Terje Mathisen said:
Rather the opposite: The extra GPRs is a relatively small improvement,
but as you said, it made a lot of sense to do it at the same time.
I recently helped a friend with perfomance optimization of some string
searching code. They were using strstr, which was acceptably fast, but
needed a case insensitive version and the case insensitive versions of
strstr were much slower. The platform where this was discovered was
Win32 using VC++ libraries, but Linux, Solaris, AIX, HP-UX, etc. are
also targets for the product.
I suggested using Boyer-Moore-Gosper (BMG) since the search string is
applied to a very large amount of text. A fairly straight forward BMG
implementation (including case insensitivity) in C is ~3 times faster
than strstr on PowerPC and SPARC for the test cases they use. On PIII
class hardware it is faster than strstr by maybe 50%. On a P4 it is a
little slower than strstr.
The Microsoft strstr is a tight hand coded implementation of a fairly
simple algorithm: fast loop to find the first character, quick test
for the second character jumping to strcmp if success, back to first
loop if failure.
The BMG code had ridiculous average stride. Like 17 characters for
this test corpus. But the inner loop did not fit in an x86 register
file. (It looked like I might be able to make it fit if I hand coded
it and used the 8-bit half registers, and took over BP and SP, etc.

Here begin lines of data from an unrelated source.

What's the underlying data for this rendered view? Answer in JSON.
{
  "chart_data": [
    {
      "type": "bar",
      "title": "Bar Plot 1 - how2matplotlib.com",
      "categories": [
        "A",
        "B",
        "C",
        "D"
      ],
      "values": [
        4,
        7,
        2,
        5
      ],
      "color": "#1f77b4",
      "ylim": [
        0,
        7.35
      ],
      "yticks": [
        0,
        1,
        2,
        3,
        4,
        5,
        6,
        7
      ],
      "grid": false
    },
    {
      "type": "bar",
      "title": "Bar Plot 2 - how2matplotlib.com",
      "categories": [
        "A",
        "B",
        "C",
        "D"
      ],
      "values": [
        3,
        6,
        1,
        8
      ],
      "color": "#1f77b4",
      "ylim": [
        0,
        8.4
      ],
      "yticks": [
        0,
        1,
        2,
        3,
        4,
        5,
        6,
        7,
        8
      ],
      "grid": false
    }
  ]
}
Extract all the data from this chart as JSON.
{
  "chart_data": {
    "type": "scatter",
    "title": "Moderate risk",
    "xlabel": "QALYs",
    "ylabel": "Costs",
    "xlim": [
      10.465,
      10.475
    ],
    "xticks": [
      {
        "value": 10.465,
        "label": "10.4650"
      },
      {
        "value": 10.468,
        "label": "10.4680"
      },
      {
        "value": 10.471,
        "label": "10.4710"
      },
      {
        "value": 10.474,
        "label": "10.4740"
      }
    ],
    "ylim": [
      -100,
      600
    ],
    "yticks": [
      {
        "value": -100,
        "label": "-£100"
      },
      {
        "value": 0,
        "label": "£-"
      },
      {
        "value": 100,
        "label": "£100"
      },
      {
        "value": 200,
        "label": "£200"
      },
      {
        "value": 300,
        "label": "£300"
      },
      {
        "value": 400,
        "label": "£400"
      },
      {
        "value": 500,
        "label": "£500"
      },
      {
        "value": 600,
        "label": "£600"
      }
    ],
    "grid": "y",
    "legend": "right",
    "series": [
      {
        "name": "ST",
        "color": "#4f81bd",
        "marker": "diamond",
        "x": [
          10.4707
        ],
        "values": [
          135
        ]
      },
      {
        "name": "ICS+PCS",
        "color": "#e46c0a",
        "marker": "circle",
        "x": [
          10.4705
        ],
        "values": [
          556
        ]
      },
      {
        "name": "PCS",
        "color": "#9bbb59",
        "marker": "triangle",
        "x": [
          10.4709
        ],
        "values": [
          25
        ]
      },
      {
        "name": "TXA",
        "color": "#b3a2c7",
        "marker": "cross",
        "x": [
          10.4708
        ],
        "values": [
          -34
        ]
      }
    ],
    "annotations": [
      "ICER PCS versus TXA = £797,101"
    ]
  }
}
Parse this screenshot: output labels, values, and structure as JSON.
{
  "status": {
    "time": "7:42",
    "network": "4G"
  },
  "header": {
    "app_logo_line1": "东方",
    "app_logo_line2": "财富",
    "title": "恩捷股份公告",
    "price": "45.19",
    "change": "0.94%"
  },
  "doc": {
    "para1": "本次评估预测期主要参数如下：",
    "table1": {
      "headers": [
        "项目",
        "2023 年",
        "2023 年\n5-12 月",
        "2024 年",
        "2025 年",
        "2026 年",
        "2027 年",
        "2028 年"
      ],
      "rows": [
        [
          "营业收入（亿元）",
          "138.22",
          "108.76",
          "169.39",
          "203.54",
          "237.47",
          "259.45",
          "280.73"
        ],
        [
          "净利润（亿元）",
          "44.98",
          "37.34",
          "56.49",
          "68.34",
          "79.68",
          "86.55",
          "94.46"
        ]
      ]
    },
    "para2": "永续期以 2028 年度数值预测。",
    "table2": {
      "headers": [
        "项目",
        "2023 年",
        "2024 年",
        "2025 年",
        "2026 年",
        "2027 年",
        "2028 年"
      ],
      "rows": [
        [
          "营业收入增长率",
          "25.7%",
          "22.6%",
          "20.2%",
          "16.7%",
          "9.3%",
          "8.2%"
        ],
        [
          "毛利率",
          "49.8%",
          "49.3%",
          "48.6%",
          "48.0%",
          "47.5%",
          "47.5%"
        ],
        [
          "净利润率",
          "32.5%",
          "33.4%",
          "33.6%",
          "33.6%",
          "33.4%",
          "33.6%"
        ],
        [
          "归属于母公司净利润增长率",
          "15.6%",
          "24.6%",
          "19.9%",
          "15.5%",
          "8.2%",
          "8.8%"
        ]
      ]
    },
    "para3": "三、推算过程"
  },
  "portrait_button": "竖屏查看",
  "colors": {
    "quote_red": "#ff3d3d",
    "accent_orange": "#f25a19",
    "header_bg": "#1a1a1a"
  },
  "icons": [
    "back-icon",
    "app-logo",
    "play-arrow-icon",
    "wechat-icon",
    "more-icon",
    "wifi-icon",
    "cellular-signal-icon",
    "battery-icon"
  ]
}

But it wasn't obvious it could be done and at that point, they were
happy enough with the speedup it did give so...)
It turns out that the P4 core can run the first character search loop
very fast. (I recall two characters per cycle, but I could be
misremembering. It was definitely 1/cycle.) The BMG code, despite
theoretically doing a lot less work, stalls a a bunch. A good part of
this is that it has a lot of memory accesses that are dependent on
loads of values being kept in memory because there are not enough
registers. 16 registers is enough to hold the whole thing. (I plan on
redoing the performance comparison on AMD64 soon.)
The point is this: having "enough" registers provides a certain
robustness to an architecture. It allows register based calling
conventions and avoids a certain amount of "strange" inversions in the
performance of algorithms. (Where the constant factors are way out of
whack compared to other systems.) As a practical day to day matter, it
makes working with the architecture easier. (Low-level debugging is
easier when items are in registers as well.)
I expect there are power savings to be had avoiding spill/fill
traffic, but I'll leave that to someone with more knowledge of the
hardware issues.
AMD64 is a well executed piece of practical computer architecture
work. Much more in touch with market issues than IPF ever has been or
ever will be.
-Z-